1. **Upload each screenshot** to img402.dev:
```bash
curl -s -F "image=@browser-tests/<feature>/<date>/screenshots/01-xxx.jpeg" https://img402.dev/api/free
# Returns: {"url":"https://i.img402.dev/abc123.jpg", ...}
```
Collect the returned URLs for each screenshot.
2. **Update the PR description** with the results table using img402 URLs so images render inline:
Read the current PR body first (`gh pr view --json body`), then append a new section:
```markdown
## Browser Test: <feature-name>
| # | Scenario | Result | Screenshot |
|---|----------|--------|------------|
| 1 | <name> | PASS |  |
```
Use `gh api repos/langwatch/langwatch/pulls/<number> -X PATCH -f body="..."` to update (not `gh pr edit`).
3. **Do NOT commit `browser-tests/`** — it is gitignored. Screenshots are ephemeral local artifacts; the img402 URLs in the PR body are the permanent record.
## Step 6: Report
Return the summary to the user/orchestrator. Include:
- The results table
- Link to the PR where screenshots are now visible
- Note: img402.dev free tier has 7-day retention; screenshots expire but remain in the PR body as broken images after that
## Rules
- **You are the orchestrator, not the browser driver.** Spawn a sub-agent for all browser work.

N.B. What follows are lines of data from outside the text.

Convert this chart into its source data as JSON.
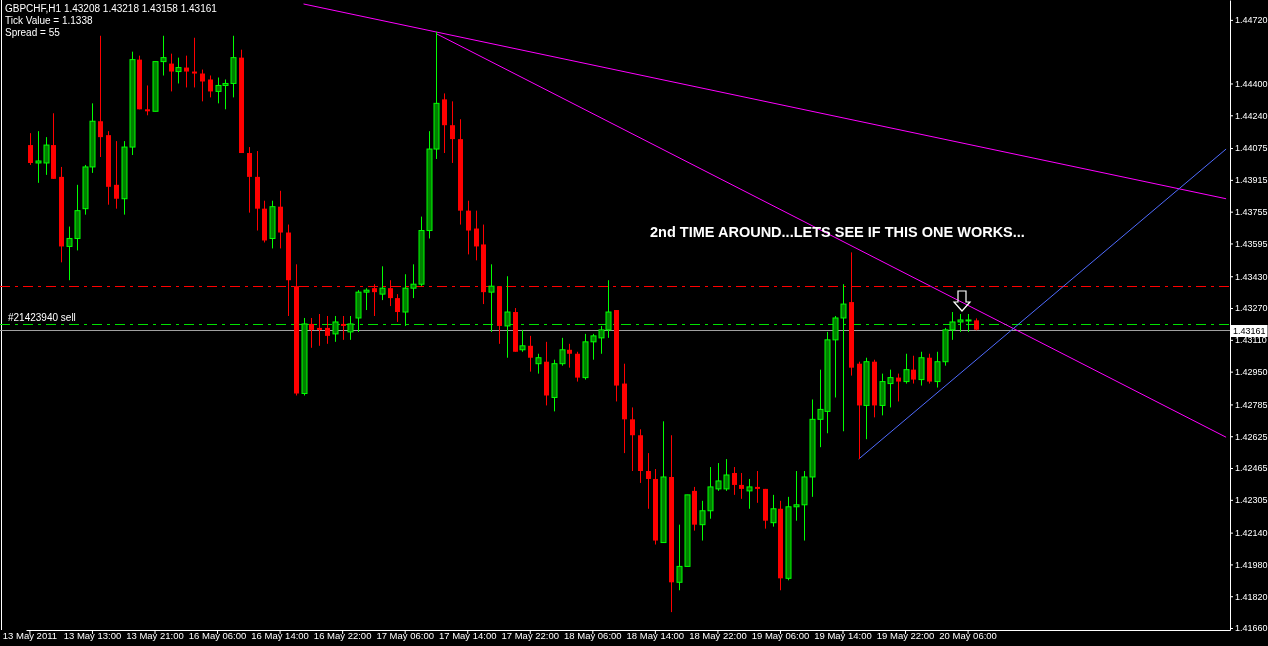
{
  "chart_data": {
    "type": "candlestick",
    "title": "GBPCHF,H1  1.43208 1.43218 1.43158 1.43161",
    "annotations": [
      "Tick Value = 1.1338",
      "Spread = 55",
      "2nd TIME AROUND...LETS SEE IF THIS ONE WORKS..."
    ],
    "categories": [
      "13 May 2011",
      null,
      null,
      null,
      null,
      null,
      null,
      null,
      "13 May 13:00",
      null,
      null,
      null,
      null,
      null,
      null,
      null,
      "13 May 21:00",
      null,
      null,
      null,
      null,
      null,
      null,
      null,
      "16 May 06:00",
      null,
      null,
      null,
      null,
      null,
      null,
      null,
      "16 May 14:00",
      null,
      null,
      null,
      null,
      null,
      null,
      null,
      "16 May 22:00",
      null,
      null,
      null,
      null,
      null,
      null,
      null,
      "17 May 06:00",
      null,
      null,
      null,
      null,
      null,
      null,
      null,
      "17 May 14:00",
      null,
      null,
      null,
      null,
      null,
      null,
      null,
      "17 May 22:00",
      null,
      null,
      null,
      null,
      null,
      null,
      null,
      "18 May 06:00",
      null,
      null,
      null,
      null,
      null,
      null,
      null,
      "18 May 14:00",
      null,
      null,
      null,
      null,
      null,
      null,
      null,
      "18 May 22:00",
      null,
      null,
      null,
      null,
      null,
      null,
      null,
      "19 May 06:00",
      null,
      null,
      null,
      null,
      null,
      null,
      null,
      "19 May 14:00",
      null,
      null,
      null,
      null,
      null,
      null,
      null,
      "19 May 22:00",
      null,
      null,
      null,
      null,
      null,
      null,
      null,
      "20 May 06:00",
      null,
      null,
      null,
      null,
      null,
      null,
      null,
      null,
      null,
      null,
      null,
      null,
      null,
      null,
      null,
      null,
      null,
      null,
      null,
      null,
      null,
      null,
      null,
      null,
      null,
      null,
      null,
      null,
      null,
      null,
      null,
      null,
      null
    ],
    "ohlc": [
      [
        1.4409,
        1.4415,
        1.4399,
        1.44
      ],
      [
        1.44,
        1.4416,
        1.439,
        1.4401
      ],
      [
        1.44,
        1.4413,
        1.4394,
        1.4409
      ],
      [
        1.4409,
        1.4425,
        1.4392,
        1.4392
      ],
      [
        1.4393,
        1.4398,
        1.435,
        1.4358
      ],
      [
        1.4358,
        1.4368,
        1.4341,
        1.4362
      ],
      [
        1.4362,
        1.4389,
        1.4356,
        1.4376
      ],
      [
        1.4377,
        1.4399,
        1.4374,
        1.4398
      ],
      [
        1.4398,
        1.443,
        1.4395,
        1.4421
      ],
      [
        1.4421,
        1.4464,
        1.4403,
        1.4413
      ],
      [
        1.4414,
        1.4416,
        1.4379,
        1.4388
      ],
      [
        1.4389,
        1.4411,
        1.4377,
        1.4382
      ],
      [
        1.4382,
        1.4411,
        1.4374,
        1.4408
      ],
      [
        1.4408,
        1.4456,
        1.4404,
        1.4452
      ],
      [
        1.4452,
        1.4454,
        1.4427,
        1.4427
      ],
      [
        1.4427,
        1.4439,
        1.4424,
        1.4426
      ],
      [
        1.4426,
        1.4451,
        1.4426,
        1.4451
      ],
      [
        1.4451,
        1.4464,
        1.4444,
        1.4453
      ],
      [
        1.445,
        1.4455,
        1.4436,
        1.4446
      ],
      [
        1.4446,
        1.4453,
        1.444,
        1.4448
      ],
      [
        1.4448,
        1.4454,
        1.4438,
        1.4446
      ],
      [
        1.4446,
        1.4463,
        1.4438,
        1.4445
      ],
      [
        1.4445,
        1.4447,
        1.4431,
        1.4441
      ],
      [
        1.4442,
        1.4444,
        1.4433,
        1.4436
      ],
      [
        1.4436,
        1.4443,
        1.443,
        1.4439
      ],
      [
        1.4439,
        1.4442,
        1.4427,
        1.444
      ],
      [
        1.444,
        1.4464,
        1.4433,
        1.4453
      ],
      [
        1.4453,
        1.4457,
        1.4405,
        1.4405
      ],
      [
        1.4405,
        1.4408,
        1.4375,
        1.4393
      ],
      [
        1.4393,
        1.4406,
        1.4366,
        1.4377
      ],
      [
        1.4377,
        1.4381,
        1.436,
        1.4361
      ],
      [
        1.4362,
        1.4381,
        1.4357,
        1.4378
      ],
      [
        1.4378,
        1.4386,
        1.4357,
        1.4365
      ],
      [
        1.4365,
        1.4369,
        1.4323,
        1.4341
      ],
      [
        1.4338,
        1.4349,
        1.4283,
        1.4284
      ],
      [
        1.4284,
        1.4322,
        1.4283,
        1.4319
      ],
      [
        1.4319,
        1.4322,
        1.4307,
        1.4316
      ],
      [
        1.4317,
        1.4324,
        1.4308,
        1.4316
      ],
      [
        1.4317,
        1.4323,
        1.4309,
        1.4313
      ],
      [
        1.4314,
        1.4323,
        1.431,
        1.432
      ],
      [
        1.4319,
        1.4323,
        1.4311,
        1.4318
      ],
      [
        1.4315,
        1.4323,
        1.4311,
        1.4319
      ],
      [
        1.4322,
        1.4336,
        1.4315,
        1.4335
      ],
      [
        1.4335,
        1.4337,
        1.4326,
        1.4336
      ],
      [
        1.4337,
        1.4339,
        1.4323,
        1.4335
      ],
      [
        1.4334,
        1.4348,
        1.4331,
        1.4337
      ],
      [
        1.4337,
        1.4341,
        1.4328,
        1.4332
      ],
      [
        1.4332,
        1.4334,
        1.432,
        1.4325
      ],
      [
        1.4325,
        1.4344,
        1.4318,
        1.4337
      ],
      [
        1.4337,
        1.4349,
        1.4332,
        1.4339
      ],
      [
        1.4339,
        1.4373,
        1.4338,
        1.4366
      ],
      [
        1.4366,
        1.4416,
        1.4362,
        1.4407
      ],
      [
        1.4407,
        1.4466,
        1.4402,
        1.443
      ],
      [
        1.4432,
        1.4435,
        1.4405,
        1.4419
      ],
      [
        1.4419,
        1.4431,
        1.44,
        1.4412
      ],
      [
        1.4412,
        1.4422,
        1.4369,
        1.4376
      ],
      [
        1.4376,
        1.4381,
        1.4354,
        1.4366
      ],
      [
        1.4367,
        1.4376,
        1.4351,
        1.4358
      ],
      [
        1.4359,
        1.4369,
        1.4329,
        1.4335
      ],
      [
        1.4335,
        1.4349,
        1.4315,
        1.4338
      ],
      [
        1.4338,
        1.4338,
        1.4309,
        1.4318
      ],
      [
        1.4318,
        1.4343,
        1.4302,
        1.4325
      ],
      [
        1.4325,
        1.4327,
        1.4305,
        1.4305
      ],
      [
        1.4306,
        1.4316,
        1.4305,
        1.4308
      ],
      [
        1.4308,
        1.4313,
        1.4295,
        1.4302
      ],
      [
        1.4299,
        1.4304,
        1.4294,
        1.4302
      ],
      [
        1.43,
        1.431,
        1.4278,
        1.4283
      ],
      [
        1.4282,
        1.4301,
        1.4275,
        1.4299
      ],
      [
        1.4299,
        1.4312,
        1.4298,
        1.4306
      ],
      [
        1.4306,
        1.4309,
        1.4297,
        1.4304
      ],
      [
        1.4304,
        1.4305,
        1.429,
        1.4292
      ],
      [
        1.4292,
        1.4314,
        1.4291,
        1.431
      ],
      [
        1.431,
        1.4314,
        1.4301,
        1.4313
      ],
      [
        1.4312,
        1.4318,
        1.4304,
        1.4316
      ],
      [
        1.4316,
        1.4341,
        1.4312,
        1.4325
      ],
      [
        1.4326,
        1.4326,
        1.428,
        1.4288
      ],
      [
        1.4289,
        1.4299,
        1.4254,
        1.4271
      ],
      [
        1.4271,
        1.4277,
        1.4245,
        1.4263
      ],
      [
        1.4263,
        1.4266,
        1.4239,
        1.4245
      ],
      [
        1.4245,
        1.4254,
        1.4226,
        1.4241
      ],
      [
        1.4241,
        1.4246,
        1.4208,
        1.421
      ],
      [
        1.4209,
        1.427,
        1.4209,
        1.4242
      ],
      [
        1.4242,
        1.4263,
        1.4174,
        1.4189
      ],
      [
        1.4189,
        1.4218,
        1.4185,
        1.4197
      ],
      [
        1.4197,
        1.4233,
        1.4197,
        1.4233
      ],
      [
        1.4235,
        1.4237,
        1.4215,
        1.4218
      ],
      [
        1.4218,
        1.423,
        1.421,
        1.4225
      ],
      [
        1.4225,
        1.4247,
        1.4221,
        1.4237
      ],
      [
        1.4236,
        1.4249,
        1.4235,
        1.424
      ],
      [
        1.4236,
        1.4251,
        1.4235,
        1.4243
      ],
      [
        1.4244,
        1.4247,
        1.4233,
        1.4238
      ],
      [
        1.4238,
        1.4244,
        1.4231,
        1.4236
      ],
      [
        1.4235,
        1.4241,
        1.4226,
        1.4237
      ],
      [
        1.4237,
        1.4245,
        1.4229,
        1.4236
      ],
      [
        1.4236,
        1.4236,
        1.4216,
        1.422
      ],
      [
        1.4219,
        1.4233,
        1.4217,
        1.4226
      ],
      [
        1.4226,
        1.423,
        1.4185,
        1.4191
      ],
      [
        1.4191,
        1.4232,
        1.419,
        1.4227
      ],
      [
        1.4227,
        1.4245,
        1.422,
        1.4228
      ],
      [
        1.4228,
        1.4245,
        1.421,
        1.4242
      ],
      [
        1.4242,
        1.4281,
        1.4232,
        1.4271
      ],
      [
        1.4271,
        1.4296,
        1.4257,
        1.4276
      ],
      [
        1.4275,
        1.4315,
        1.4264,
        1.4311
      ],
      [
        1.4311,
        1.4323,
        1.4282,
        1.4322
      ],
      [
        1.4322,
        1.4339,
        1.4265,
        1.4329
      ],
      [
        1.433,
        1.4355,
        1.4293,
        1.4297
      ],
      [
        1.4299,
        1.43,
        1.4251,
        1.4278
      ],
      [
        1.4278,
        1.4302,
        1.4261,
        1.43
      ],
      [
        1.43,
        1.4301,
        1.4272,
        1.4278
      ],
      [
        1.4278,
        1.4294,
        1.4273,
        1.429
      ],
      [
        1.4289,
        1.4296,
        1.4277,
        1.4292
      ],
      [
        1.4292,
        1.4294,
        1.428,
        1.429
      ],
      [
        1.429,
        1.4304,
        1.4289,
        1.4296
      ],
      [
        1.4296,
        1.4303,
        1.4289,
        1.4291
      ],
      [
        1.4291,
        1.4305,
        1.4288,
        1.4302
      ],
      [
        1.4302,
        1.4304,
        1.4289,
        1.429
      ],
      [
        1.429,
        1.4305,
        1.4287,
        1.43
      ],
      [
        1.43,
        1.4317,
        1.4298,
        1.4316
      ],
      [
        1.4316,
        1.4325,
        1.4311,
        1.432
      ],
      [
        1.432,
        1.4324,
        1.4315,
        1.4321
      ],
      [
        1.4321,
        1.4324,
        1.4315,
        1.4321
      ],
      [
        1.43208,
        1.43218,
        1.43158,
        1.43161
      ],
      null,
      null,
      null,
      null,
      null,
      null,
      null,
      null,
      null,
      null,
      null,
      null,
      null,
      null,
      null,
      null,
      null,
      null,
      null,
      null,
      null,
      null,
      null,
      null,
      null,
      null,
      null,
      null,
      null,
      null,
      null,
      null
    ],
    "series": [
      {
        "type": "line",
        "color": "#ff00ff",
        "values": [
          null,
          null,
          null,
          null,
          null,
          null,
          null,
          null,
          null,
          null,
          null,
          null,
          null,
          null,
          null,
          null,
          null,
          null,
          null,
          null,
          null,
          null,
          null,
          null,
          null,
          null,
          null,
          null,
          null,
          null,
          null,
          null,
          null,
          null,
          null,
          1.448,
          null,
          null,
          null,
          null,
          null,
          null,
          null,
          null,
          null,
          null,
          null,
          null,
          null,
          null,
          null,
          null,
          null,
          null,
          null,
          null,
          null,
          null,
          null,
          null,
          null,
          null,
          null,
          null,
          null,
          null,
          null,
          null,
          null,
          null,
          null,
          null,
          null,
          null,
          null,
          null,
          null,
          null,
          null,
          null,
          null,
          null,
          null,
          null,
          null,
          null,
          null,
          null,
          null,
          null,
          null,
          null,
          null,
          null,
          null,
          null,
          null,
          null,
          null,
          null,
          null,
          null,
          null,
          null,
          null,
          null,
          null,
          null,
          null,
          null,
          null,
          null,
          null,
          null,
          null,
          null,
          null,
          null,
          null,
          null,
          null,
          null,
          null,
          null,
          null,
          null,
          null,
          null,
          null,
          null,
          null,
          null,
          null,
          null,
          null,
          null,
          null,
          null,
          null,
          null,
          null,
          null,
          null,
          null,
          null,
          null,
          null,
          null,
          null,
          null,
          null,
          null,
          null,
          1.4382
        ]
      },
      {
        "type": "line",
        "color": "#ff00ff",
        "values": [
          null,
          null,
          null,
          null,
          null,
          null,
          null,
          null,
          null,
          null,
          null,
          null,
          null,
          null,
          null,
          null,
          null,
          null,
          null,
          null,
          null,
          null,
          null,
          null,
          null,
          null,
          null,
          null,
          null,
          null,
          null,
          null,
          null,
          null,
          null,
          null,
          null,
          null,
          null,
          null,
          null,
          null,
          null,
          null,
          null,
          null,
          null,
          null,
          null,
          null,
          null,
          null,
          1.4465,
          null,
          null,
          null,
          null,
          null,
          null,
          null,
          null,
          null,
          null,
          null,
          null,
          null,
          null,
          null,
          null,
          null,
          null,
          null,
          null,
          null,
          null,
          null,
          null,
          null,
          null,
          null,
          null,
          null,
          null,
          null,
          null,
          null,
          null,
          null,
          null,
          null,
          null,
          null,
          null,
          null,
          null,
          null,
          null,
          null,
          null,
          null,
          null,
          null,
          null,
          null,
          null,
          null,
          null,
          null,
          null,
          null,
          null,
          null,
          null,
          null,
          null,
          null,
          null,
          null,
          null,
          null,
          null,
          null,
          null,
          null,
          null,
          null,
          null,
          null,
          null,
          null,
          null,
          null,
          null,
          null,
          null,
          null,
          null,
          null,
          null,
          null,
          null,
          null,
          null,
          null,
          null,
          null,
          null,
          null,
          null,
          null,
          null,
          null,
          null,
          1.4262
        ]
      },
      {
        "type": "line",
        "color": "#4f6bff",
        "values": [
          null,
          null,
          null,
          null,
          null,
          null,
          null,
          null,
          null,
          null,
          null,
          null,
          null,
          null,
          null,
          null,
          null,
          null,
          null,
          null,
          null,
          null,
          null,
          null,
          null,
          null,
          null,
          null,
          null,
          null,
          null,
          null,
          null,
          null,
          null,
          null,
          null,
          null,
          null,
          null,
          null,
          null,
          null,
          null,
          null,
          null,
          null,
          null,
          null,
          null,
          null,
          null,
          null,
          null,
          null,
          null,
          null,
          null,
          null,
          null,
          null,
          null,
          null,
          null,
          null,
          null,
          null,
          null,
          null,
          null,
          null,
          null,
          null,
          null,
          null,
          null,
          null,
          null,
          null,
          null,
          null,
          null,
          null,
          null,
          null,
          null,
          null,
          null,
          null,
          null,
          null,
          null,
          null,
          null,
          null,
          null,
          null,
          null,
          null,
          null,
          null,
          null,
          null,
          null,
          null,
          null,
          1.4251,
          null,
          null,
          null,
          null,
          null,
          null,
          null,
          null,
          null,
          null,
          null,
          null,
          null,
          null,
          null,
          null,
          null,
          null,
          null,
          null,
          null,
          null,
          null,
          null,
          null,
          null,
          null,
          null,
          null,
          null,
          null,
          null,
          null,
          null,
          null,
          null,
          null,
          null,
          null,
          null,
          null,
          null,
          null,
          null,
          null,
          null,
          1.4407
        ]
      }
    ],
    "ylim": [
      1.4165,
      1.4482
    ],
    "yticks": [
      {
        "value": 1.4472,
        "label": "1.44720"
      },
      {
        "value": 1.444,
        "label": "1.44400"
      },
      {
        "value": 1.4424,
        "label": "1.44240"
      },
      {
        "value": 1.44075,
        "label": "1.44075"
      },
      {
        "value": 1.43915,
        "label": "1.43915"
      },
      {
        "value": 1.43755,
        "label": "1.43755"
      },
      {
        "value": 1.43595,
        "label": "1.43595"
      },
      {
        "value": 1.4343,
        "label": "1.43430"
      },
      {
        "value": 1.4327,
        "label": "1.43270"
      },
      {
        "value": 1.4311,
        "label": "1.43110"
      },
      {
        "value": 1.4295,
        "label": "1.42950"
      },
      {
        "value": 1.42785,
        "label": "1.42785"
      },
      {
        "value": 1.42625,
        "label": "1.42625"
      },
      {
        "value": 1.42465,
        "label": "1.42465"
      },
      {
        "value": 1.42305,
        "label": "1.42305"
      },
      {
        "value": 1.4214,
        "label": "1.42140"
      },
      {
        "value": 1.4198,
        "label": "1.41980"
      },
      {
        "value": 1.4182,
        "label": "1.41820"
      },
      {
        "value": 1.4166,
        "label": "1.41660"
      }
    ],
    "ref_lines": [
      {
        "axis": "y",
        "value": 1.4338,
        "color": "#ff0000",
        "line_style": "dashed"
      },
      {
        "axis": "y",
        "value": 1.4319,
        "label": "#21423940 sell",
        "color": "#00e000",
        "line_style": "dashed"
      },
      {
        "axis": "y",
        "value": 1.43161,
        "label": "1.43161",
        "color": "#a0a0a0",
        "line_style": "solid"
      }
    ]
  }
}
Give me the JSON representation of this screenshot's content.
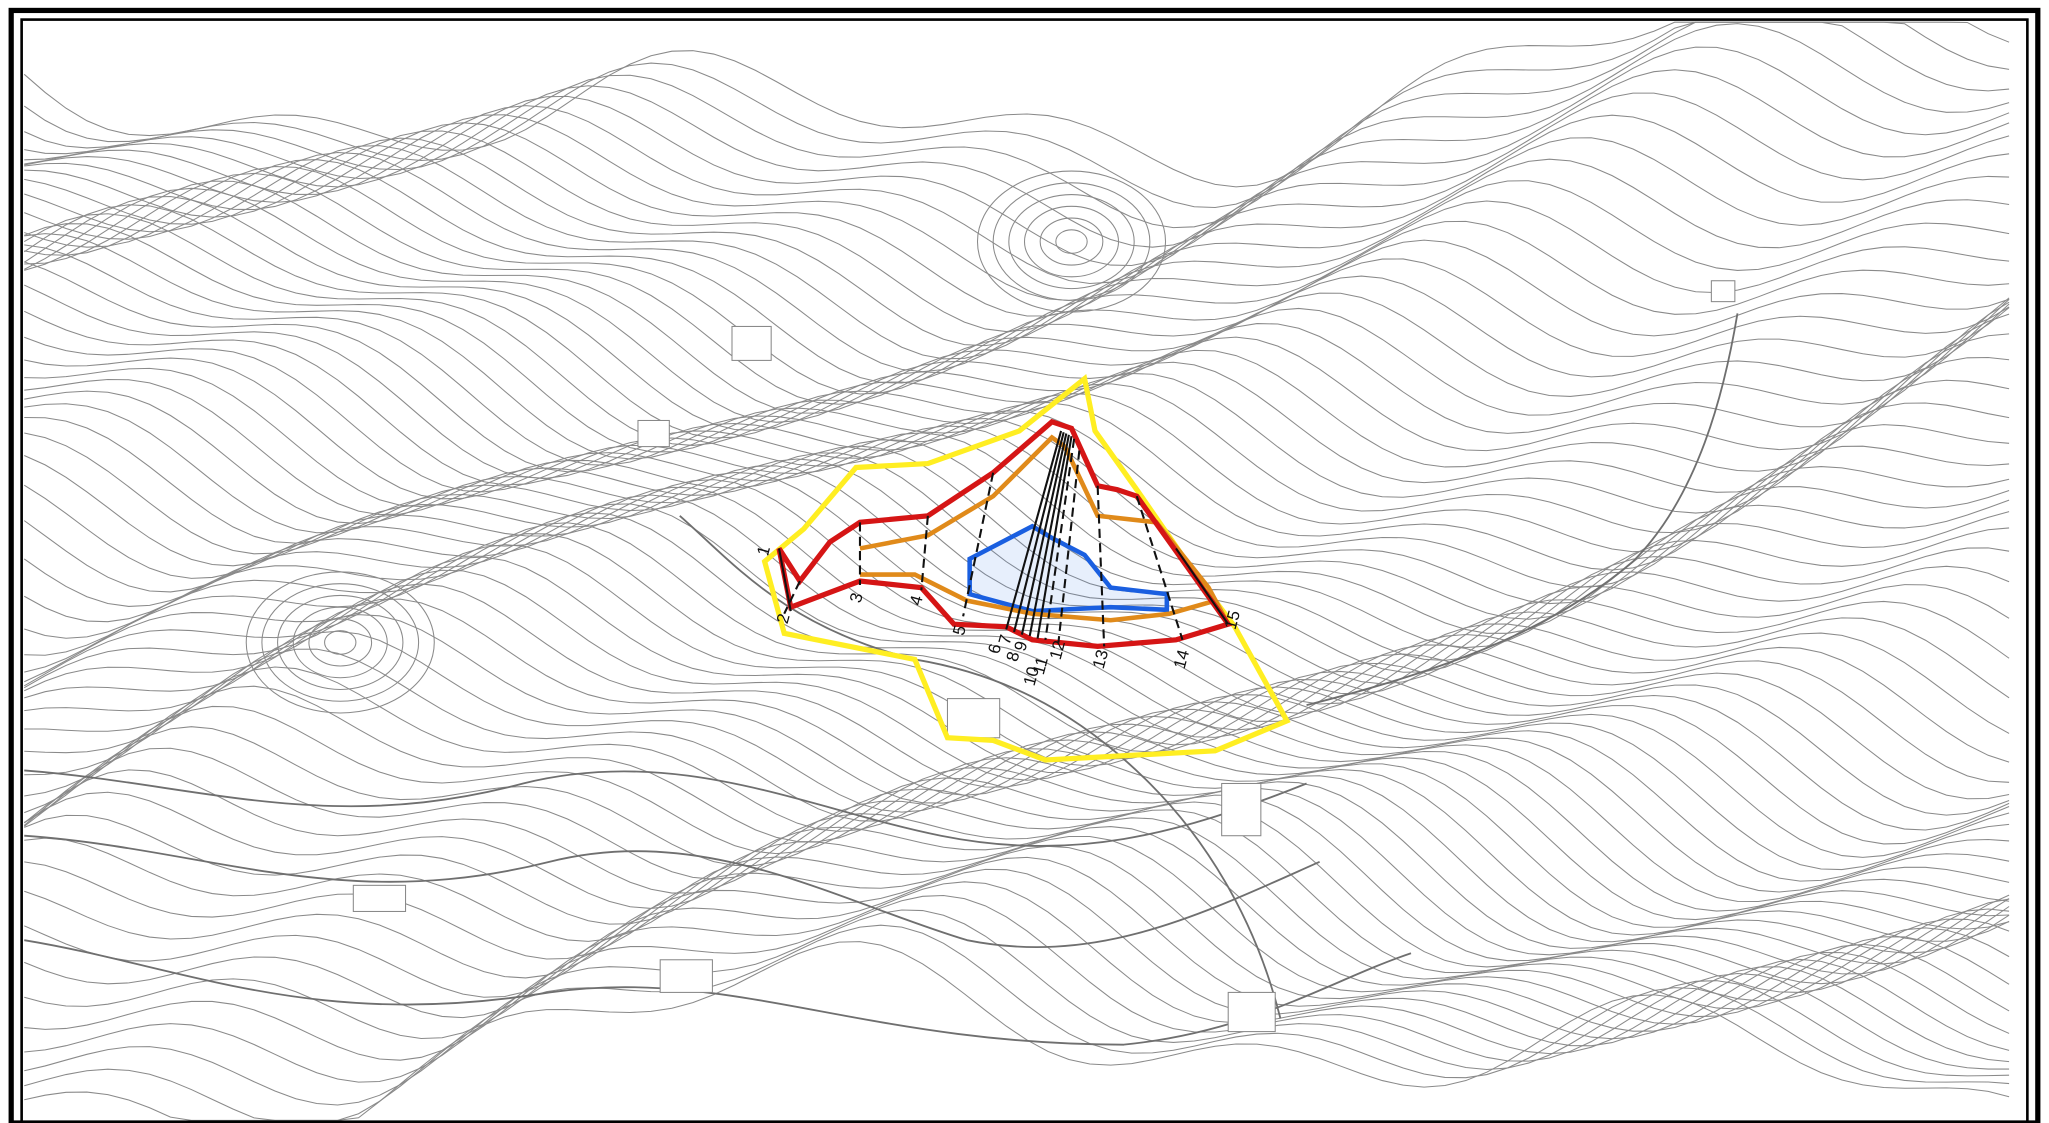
{
  "map": {
    "section_labels": [
      "1",
      "2",
      "3",
      "4",
      "5",
      "6",
      "7",
      "8",
      "9",
      "10",
      "11",
      "12",
      "13",
      "14",
      "15"
    ]
  }
}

- **Never ask the user for anything.** Ports, credentials, features, browser choice — all resolved automatically.
- **Read `HOW_TO.md`** in this skill directory before your first run — it has gotchas about Chakra UI, dev mode slowness, and known issues. Include relevant warnings in the sub-agent prompt.
- **One sub-agent per run.** If it fails or times out, report the failure — don't retry.
- **Don't create test files.** This is interactive verification only.